Bu rezervin ayırt edici bir özelliği, topraklarının neredeyse tamamının federal kontrol yerine topluluk, "ejidal" veya özel mülkiyet altında olmasıdır. CONANP, iklim değişikliğine uyum konularında topluluklarla çalışırken farklı bir yaklaşım benimsemek zorunda kalmıştır; CONANP ekosistem temelli bir bakış açısıyla çalışmaya karar vermiştir. Bu yaklaşım, koruma ve iklim değişikliğini azaltma politikalarını yöneten federal yönetmeliklerin ve kurumların esnek bir şekilde yorumlanmasını gerektirmiştir. Bu esnekliğin temelinde, mangrov ekosistemlerinde hiçbir üretken faaliyetin gerçekleştirilemeyeceği geniş koruma alanlarını tanımlamak için katı bir idari poligon yaklaşımının reddedilmesi yatmaktadır. Yerel topluluklarla yapılan açık tartışmalar ve müzakereler CONANP'ın esnek bir yaklaşım benimsemesi ile sonuçlanmış ve yerel bilgi birikimi kullanılarak mangrovların ekosistem ve geçim kaynaklarına uygun olarak salt koruma ve sürdürülebilir üretim faaliyetleri için belirlenmiş alanlara bölünmesi sağlanmıştır. Mangrov sistemlerinde sürdürülebilir üretken faaliyetlerin sürdürülmesi, toplumun geçim kaynaklarının ayrılmaz bir bileşeni olarak mangrov sistemlerinin korunmasına yönelik topluluk tutumlarının değiştirilmesine yönelik uzun vadeli hedefi desteklemektedir.

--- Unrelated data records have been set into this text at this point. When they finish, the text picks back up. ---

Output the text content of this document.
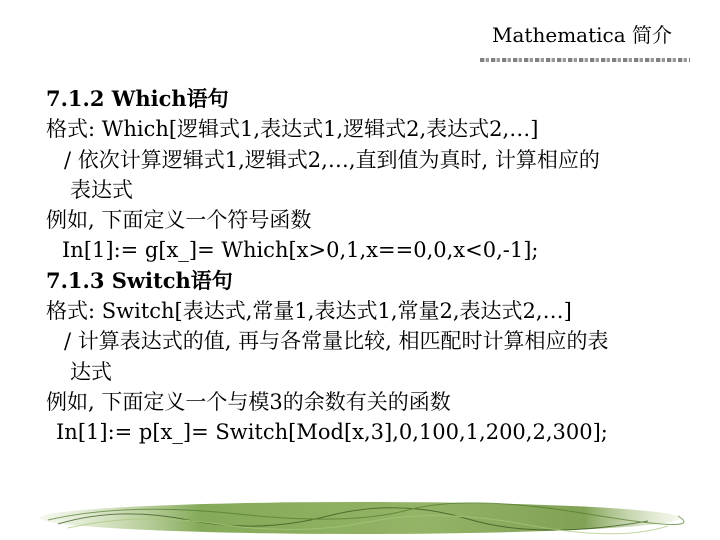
Mathematica 简介
7.1.2 Which语句
格式: Which[逻辑式1,表达式1,逻辑式2,表达式2,…]
/ 依次计算逻辑式1,逻辑式2,…,直到值为真时, 计算相应的
表达式
例如, 下面定义一个符号函数
In[1]:= g[x_]= Which[x>0,1,x==0,0,x<0,-1];
7.1.3 Switch语句
格式: Switch[表达式,常量1,表达式1,常量2,表达式2,…]
/ 计算表达式的值, 再与各常量比较, 相匹配时计算相应的表
达式
例如, 下面定义一个与模3的余数有关的函数
In[1]:= p[x_]= Switch[Mod[x,3],0,100,1,200,2,300];
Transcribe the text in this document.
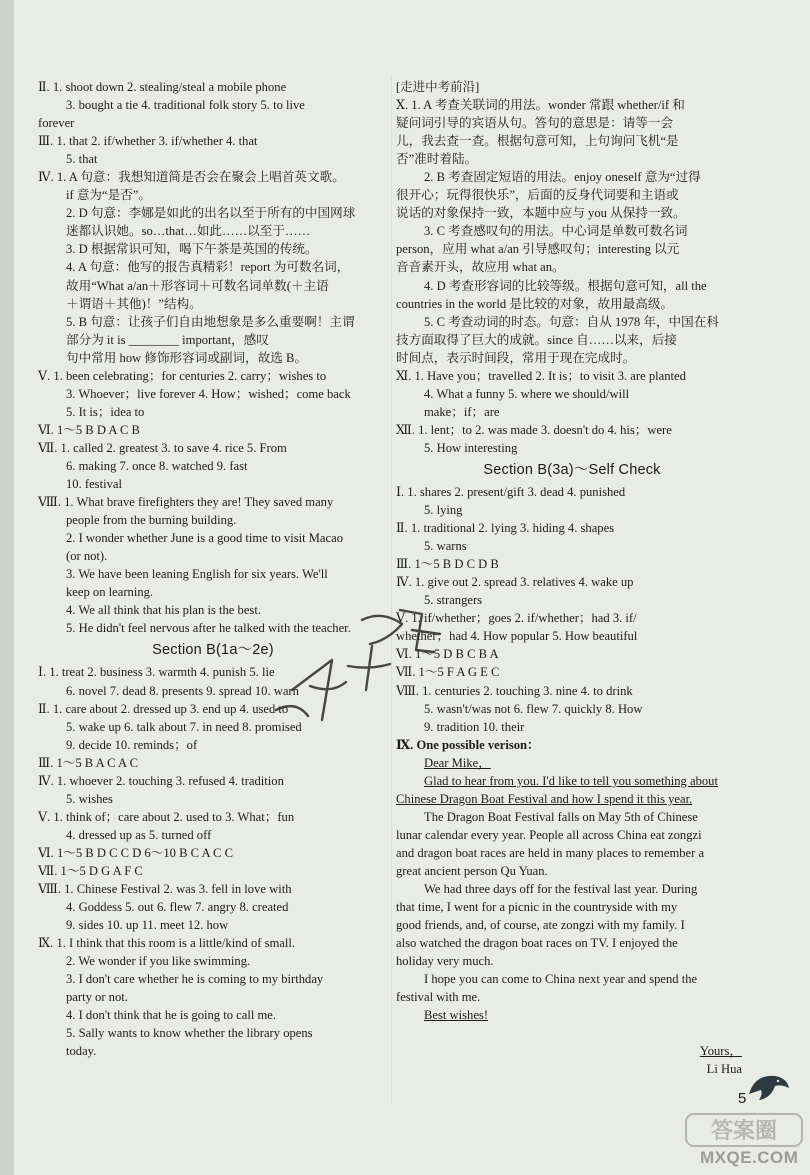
Ⅱ. 1. shoot down 2. stealing/steal a mobile phone
3. bought a tie 4. traditional folk story 5. to live
forever
Ⅲ. 1. that 2. if/whether 3. if/whether 4. that
5. that
Ⅳ. 1. A 句意：我想知道简是否会在聚会上唱首英文歌。
if 意为“是否”。
2. D 句意：李娜是如此的出名以至于所有的中国网球
迷都认识她。so…that…如此……以至于……
3. D 根据常识可知，喝下午茶是英国的传统。
4. A 句意：他写的报告真精彩！report 为可数名词，
故用“What a/an＋形容词＋可数名词单数(＋主语
＋谓语＋其他)！”结构。
5. B 句意：让孩子们自由地想象是多么重要啊！主谓
部分为 it is ________ important，感叹
句中常用 how 修饰形容词或副词，故选 B。
Ⅴ. 1. been celebrating；for centuries 2. carry；wishes to
3. Whoever；live forever 4. How；wished；come back
5. It is；idea to
Ⅵ. 1～5 B D A C B
Ⅶ. 1. called 2. greatest 3. to save 4. rice 5. From
6. making 7. once 8. watched 9. fast
10. festival
Ⅷ. 1. What brave firefighters they are! They saved many
people from the burning building.
2. I wonder whether June is a good time to visit Macao
(or not).
3. We have been leaning English for six years. We'll
keep on learning.
4. We all think that his plan is the best.
5. He didn't feel nervous after he talked with the teacher.
Section B(1a～2e)
Ⅰ. 1. treat 2. business 3. warmth 4. punish 5. lie
6. novel 7. dead 8. presents 9. spread 10. warn
Ⅱ. 1. care about 2. dressed up 3. end up 4. used to
5. wake up 6. talk about 7. in need 8. promised
9. decide 10. reminds；of
Ⅲ. 1～5 B A C A C
Ⅳ. 1. whoever 2. touching 3. refused 4. tradition
5. wishes
Ⅴ. 1. think of；care about 2. used to 3. What；fun
4. dressed up as 5. turned off
Ⅵ. 1～5 B D C C D 6～10 B C A C C
Ⅶ. 1～5 D G A F C
Ⅷ. 1. Chinese Festival 2. was 3. fell in love with
4. Goddess 5. out 6. flew 7. angry 8. created
9. sides 10. up 11. meet 12. how
Ⅸ. 1. I think that this room is a little/kind of small.
2. We wonder if you like swimming.
3. I don't care whether he is coming to my birthday
party or not.
4. I don't think that he is going to call me.
5. Sally wants to know whether the library opens
today.
[走进中考前沿]
Ⅹ. 1. A 考查关联词的用法。wonder 常跟 whether/if 和
疑问词引导的宾语从句。答句的意思是：请等一会
儿，我去查一查。根据句意可知，上句询问飞机“是
否”准时着陆。
2. B 考查固定短语的用法。enjoy oneself 意为“过得
很开心；玩得很快乐”，后面的反身代词要和主语或
说话的对象保持一致，本题中应与 you 从保持一致。
3. C 考查感叹句的用法。中心词是单数可数名词
person，应用 what a/an 引导感叹句；interesting 以元
音音素开头，故应用 what an。
4. D 考查形容词的比较等级。根据句意可知，all the
countries in the world 是比较的对象，故用最高级。
5. C 考查动词的时态。句意：自从 1978 年，中国在科
技方面取得了巨大的成就。since 自……以来，后接
时间点，表示时间段，常用于现在完成时。
Ⅺ. 1. Have you；travelled 2. It is；to visit 3. are planted
4. What a funny 5. where we should/will
make；if；are
Ⅻ. 1. lent；to 2. was made 3. doesn't do 4. his；were
5. How interesting
Section B(3a)～Self Check
Ⅰ. 1. shares 2. present/gift 3. dead 4. punished
5. lying
Ⅱ. 1. traditional 2. lying 3. hiding 4. shapes
5. warns
Ⅲ. 1～5 B D C D B
Ⅳ. 1. give out 2. spread 3. relatives 4. wake up
5. strangers
Ⅴ. 1. if/whether；goes 2. if/whether；had 3. if/
whether；had 4. How popular 5. How beautiful
Ⅵ. 1～5 D B C B A
Ⅶ. 1～5 F A G E C
Ⅷ. 1. centuries 2. touching 3. nine 4. to drink
5. wasn't/was not 6. flew 7. quickly 8. How
9. tradition 10. their
Ⅸ. One possible verison：
Dear Mike，
Glad to hear from you. I'd like to tell you something about
Chinese Dragon Boat Festival and how I spend it this year.
The Dragon Boat Festival falls on May 5th of Chinese
lunar calendar every year. People all across China eat zongzi
and dragon boat races are held in many places to remember a
great ancient person Qu Yuan.
We had three days off for the festival last year. During
that time, I went for a picnic in the countryside with my
good friends, and, of course, ate zongzi with my family. I
also watched the dragon boat races on TV. I enjoyed the
holiday very much.
I hope you can come to China next year and spend the
festival with me.
Best wishes!
Yours，
Li Hua
5
答案圈
MXQE.COM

1. Yerel topluluklarla yoğun diyalog ve müzakere (rezervin kurulmasından önce ve sonra).
2. Politikalar tasarlanırken yerel toplulukların ve saha çalışanlarının görüşlerinin dinlenmesi ve geçerliliğinin kabul edilmesi.
3. Farklı bakış açılarına ve yerel bilgiye uyum sağlamak için kurumsal düzenlemeleri ve yaklaşımları değiştirme isteği.
4. Planlanan önlemlerin etkinliğini izleme kapasitesi ve planların yerel topluluk desteğiyle değiştirilmesi gerektiğinde bunu fark edebilme.
1) Bir koruma alanının sadece idari olarak önceden tanımlanmış bir poligona dayalı olarak belirlenmesinin başarılı bir koruma ve yönetim stratejisi olmayacağı kısa sürede anlaşılmıştır, çünkü poligon: a) ekosistemleri ve bunların bağlantılarını doğru bir şekilde kapsamamaktadır; b) toplulukların rezervle ilgili bir aidiyet duygusu oluşturma olasılığını dışlamaktadır ki bu olmadan rezervin korunması için ortak sorumluluk mümkün değildir.
2) Koruma ve geçim kaynakları aynı madalyonun iki yüzüdür. Toplulukların yaşadığı ekosistemlerde biri olmadan diğeri olamaz.
3) Koruma ve geçim kaynakları arasında bir denge, her iki tarafın da müzakere ve açık fikirliliği ile sağlanmıştır: daha sıkı kontroller karşılığında daha küçük bir koruma alanı kabul edilmiş ve rezervin geri kalanında üretken faaliyetlere sürdürülebilir bir yaklaşımın sürdürülmesi için balıkçıların öncülüğünde daha fazla çaba gösterilmiştir.